Situated on a 2.6-acre site, 1 Java Street will be comprised of five interconnected buildings, including a 37-story and a 20-story tower. Based on square footage, building height, the 834 residential units and number of boreholes, the geothermal system will be the largest multifamily project in New York State. It is believed to be the largest high-rise residential geoexchange system in the country.
Once completed, the geothermal system at 1 Java Street will reduce annual carbon emissions from heating and cooling by 53% compared with typical residential systems. As an all-electric building, it will also avoid carbon emissions related to the use of natural gas.
The geothermal system in the building is a vertical closed loop system with underground pipes that circulate a water solution to be heated or cooled by the earth; a heat pump will utilize that temperature differential to help heat or cool the building, reducing the need for utility power. In the winter, when the underground temperature exceeds the surface air temperature, the water solution is used to transfer heat from the ground to building interiors.

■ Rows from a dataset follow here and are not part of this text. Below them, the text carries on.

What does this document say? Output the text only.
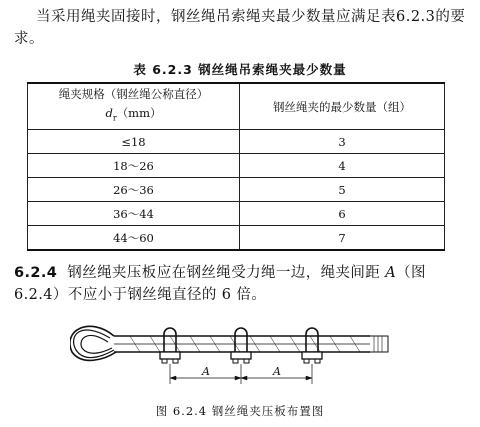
当采用绳夹固接时，钢丝绳吊索绳夹最少数量应满足表6.2.3的要求。
表 6.2.3 钢丝绳吊索绳夹最少数量
绳夹规格（钢丝绳公称直径）
$d_r(mm)$	钢丝绳夹的最少数量（组）
≤18	3
18～26	4
26～36	5
36～44	6
44～60	7
6.2.4 钢丝绳夹压板应在钢丝绳受力绳一边，绳夹间距 A（图6.2.4）不应小于钢丝绳直径的 6 倍。
A	A
图 6.2.4 钢丝绳夹压板布置图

The process is reversed in the summer, when heat from the building is released underground using the same system.
1 Java Street benefits from its 2.6-acre, full-block location, allowing for the drilling of 320 boreholes. As a closed loop system requires no future access or maintenance, 1 Java Street’s borefield is located beneath the building. The site’s underground geology, which is largely composed of bedrock, provides an ideal medium for efficient thermal exchange.